When I started into the ebook I did realise it had fewer pages than the novels I’ve read that way before; rather later I saw Hard Reboot classified as a “novella.” In its brief compass, though, it did manage a good bit of world-building on the scaffold of assumptions “mecha arena battles” set up for me (while avoiding the weightier assumptions “a war involving mecha” would have to deal with). For all the lamentations I make about not being connected to written science fiction the way I once was, I did seem able to pick up on and accept the concepts added to make the fictional world more unique and, perhaps, more “science fictional” to a broader audience. Toxic concentrations of malware surrounding the well-battered Old Earth and forcing mental disconnection from “the network” did seem to evoke a universe bigger and more advanced than can get sketched in around even “interstellar” mecha anime, although there did seem a firm nod to Battletech, its numerous novels placing it on the shadowy fringes of “respectable written science fiction,” in “older technology being more advanced than those from multiple cataclysms later.” (I do have to admit marking history in multiple “Empires” brings out the bristling democrat in me, as it has since the days of the Foundation Trilogy.)

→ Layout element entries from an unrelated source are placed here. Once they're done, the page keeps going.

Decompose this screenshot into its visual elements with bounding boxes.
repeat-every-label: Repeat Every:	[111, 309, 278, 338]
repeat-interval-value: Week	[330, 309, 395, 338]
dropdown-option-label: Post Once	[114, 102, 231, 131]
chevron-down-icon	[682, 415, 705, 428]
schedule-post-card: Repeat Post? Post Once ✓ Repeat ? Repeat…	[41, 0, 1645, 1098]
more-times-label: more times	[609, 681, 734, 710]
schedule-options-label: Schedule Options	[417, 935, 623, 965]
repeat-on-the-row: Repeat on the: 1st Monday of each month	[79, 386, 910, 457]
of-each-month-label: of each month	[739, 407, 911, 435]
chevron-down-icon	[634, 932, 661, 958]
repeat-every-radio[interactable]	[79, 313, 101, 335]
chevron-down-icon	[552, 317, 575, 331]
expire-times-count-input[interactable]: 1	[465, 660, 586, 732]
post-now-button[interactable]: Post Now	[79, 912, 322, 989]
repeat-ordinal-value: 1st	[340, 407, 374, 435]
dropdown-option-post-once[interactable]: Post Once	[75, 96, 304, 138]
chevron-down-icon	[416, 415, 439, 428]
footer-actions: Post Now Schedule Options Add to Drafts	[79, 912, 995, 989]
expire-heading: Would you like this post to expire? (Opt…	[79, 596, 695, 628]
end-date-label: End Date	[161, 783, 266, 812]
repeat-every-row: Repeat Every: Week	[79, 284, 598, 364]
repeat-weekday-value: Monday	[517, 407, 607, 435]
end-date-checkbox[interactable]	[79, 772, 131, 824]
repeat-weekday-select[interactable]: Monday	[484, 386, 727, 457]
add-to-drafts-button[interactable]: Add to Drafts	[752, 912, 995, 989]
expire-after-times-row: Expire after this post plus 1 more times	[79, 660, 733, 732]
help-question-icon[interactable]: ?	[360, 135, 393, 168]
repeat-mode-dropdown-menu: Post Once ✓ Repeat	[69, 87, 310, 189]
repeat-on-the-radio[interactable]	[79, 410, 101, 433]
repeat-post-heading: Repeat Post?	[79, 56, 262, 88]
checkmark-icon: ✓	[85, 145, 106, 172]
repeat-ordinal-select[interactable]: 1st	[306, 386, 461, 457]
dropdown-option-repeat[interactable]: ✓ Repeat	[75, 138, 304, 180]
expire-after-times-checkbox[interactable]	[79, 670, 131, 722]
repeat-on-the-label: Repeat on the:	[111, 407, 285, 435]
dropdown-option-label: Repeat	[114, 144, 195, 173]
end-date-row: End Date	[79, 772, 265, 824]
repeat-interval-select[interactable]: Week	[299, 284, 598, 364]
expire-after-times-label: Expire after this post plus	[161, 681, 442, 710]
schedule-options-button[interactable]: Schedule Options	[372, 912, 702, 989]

So far as “putting people inside the giant robots can make for a more interesting story,” there’s a solid small-scale tale in this fictional world. Scholar Zychtykas Three (“Kas to her friends, of which she had none”) arrives at the well-battered Old Earth only to get suckered into wagering her expense account on a mecha battle; she winds up in a dangerous, double-or-nothing gamble that doesn’t wind up as quite a sure thing as might have been thought. The descriptions of action are vivid; so far as I could envision things in my mind’s eye they weren’t all that “anime-esque.” However, the story did just happen to set up and develop a same-sex relationship I have to admit to not seeming quite as able to just take in as part of the whole as I could have been; I had a number of uneasy thoughts about “what I would have made of a same-sex relationship with the other sex” (and why that hypothetical case might not have been written in, although they do get alluded to along the way too), the good number of manga I read which do advertise that straight off and my usual shrugging reaction to mere insinuations and invitations to “finish the job yourself,” and whether a mixed-sex relationship might have seemed “gratuitous” (or “just there to prove the alternative won’t happen,” as the accusation goes). Anyway, as a self-contained piece the story did wind up a good “a bit of a change of pace” for me.